I tried a naive approach by aligning them with BWA, then used SAMtools (V 1.3.1) to convert to a BAM file, sort the file and use SAMtools stats to assess the coverage but I am not sure if this approach is doing helping me achieve my aim.

Could anyone offer some advice on how I can achieve my aim ? I am new to the field of bioinformatics.

SAMtools BWA alignment ddRAD • 1.3k views

ADD COMMENT • link updated 13 months ago by Joe 22k • written 13 months ago by Lemonhope ▴ 10

0

Entering edit mode

If you have contigs for assemblies, using read-based approaches like samtools is probably not the way to go.

As you're interested in % coverage, not coverage depth, this is just an 'ordinary' alignment problem.
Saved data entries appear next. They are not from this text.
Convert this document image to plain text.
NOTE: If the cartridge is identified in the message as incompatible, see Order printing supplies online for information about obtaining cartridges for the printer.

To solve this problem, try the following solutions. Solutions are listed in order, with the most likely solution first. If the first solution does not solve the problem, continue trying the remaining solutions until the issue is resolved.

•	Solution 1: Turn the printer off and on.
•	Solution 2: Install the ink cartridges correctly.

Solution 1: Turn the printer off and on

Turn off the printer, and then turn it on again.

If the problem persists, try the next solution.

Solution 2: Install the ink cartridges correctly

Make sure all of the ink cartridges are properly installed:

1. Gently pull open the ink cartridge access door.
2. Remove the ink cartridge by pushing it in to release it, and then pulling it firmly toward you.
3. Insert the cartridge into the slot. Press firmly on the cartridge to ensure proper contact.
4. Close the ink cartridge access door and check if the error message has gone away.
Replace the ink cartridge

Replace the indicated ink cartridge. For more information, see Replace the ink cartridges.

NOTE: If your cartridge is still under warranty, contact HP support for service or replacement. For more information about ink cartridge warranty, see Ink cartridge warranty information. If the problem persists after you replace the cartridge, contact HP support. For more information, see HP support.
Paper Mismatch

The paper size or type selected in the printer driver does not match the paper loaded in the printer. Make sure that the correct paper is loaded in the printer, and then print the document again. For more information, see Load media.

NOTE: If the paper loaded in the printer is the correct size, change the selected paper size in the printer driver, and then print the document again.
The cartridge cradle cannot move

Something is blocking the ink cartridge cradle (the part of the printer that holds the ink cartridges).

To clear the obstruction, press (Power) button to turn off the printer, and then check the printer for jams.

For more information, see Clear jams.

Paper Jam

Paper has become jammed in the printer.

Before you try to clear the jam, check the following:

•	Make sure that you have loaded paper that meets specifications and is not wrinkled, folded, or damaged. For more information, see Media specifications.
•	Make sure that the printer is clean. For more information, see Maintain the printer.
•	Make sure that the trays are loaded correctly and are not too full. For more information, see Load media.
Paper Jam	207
Since it's effectively a multiple pairwise alignment, I'd suggest just using something like mummer as a starting point. Its relatively trivial to compute alignment statistics once you have the alignments.

Presumably you're treating each of the samples in your "query" as independent sequences, and not treating it as a single genome right?

ADD REPLY • link 13 months ago by Joe 22k

0

Entering edit mode

Thank you for the response

to answer you question, no, the ddRADseq data (short paired end illumina reads) for all the samples were used to generate the query file. the data was clustered (CD-HIT) and assembled to generate a de novo reference genome consisting of multiple contigs, resulting in a FASTA file with contigs resulting from the clustering of all the data

ADD REPLY • link 13 months ago by Lemonhope ▴ 10

0

Entering edit mode

OK, in that case it should be even easier as its just a single pairwise alignment, so the same advice holds.

ADD REPLY • link 13 months ago by Joe 22k

0

Entering edit mode

minimap2 can do this too, mummer (nucmer) is more accurate but slightly slower. If you want to do this as part of generating assembly statistics, use Quast which does this as part of its pipeline and also creates plots and other summary statistics.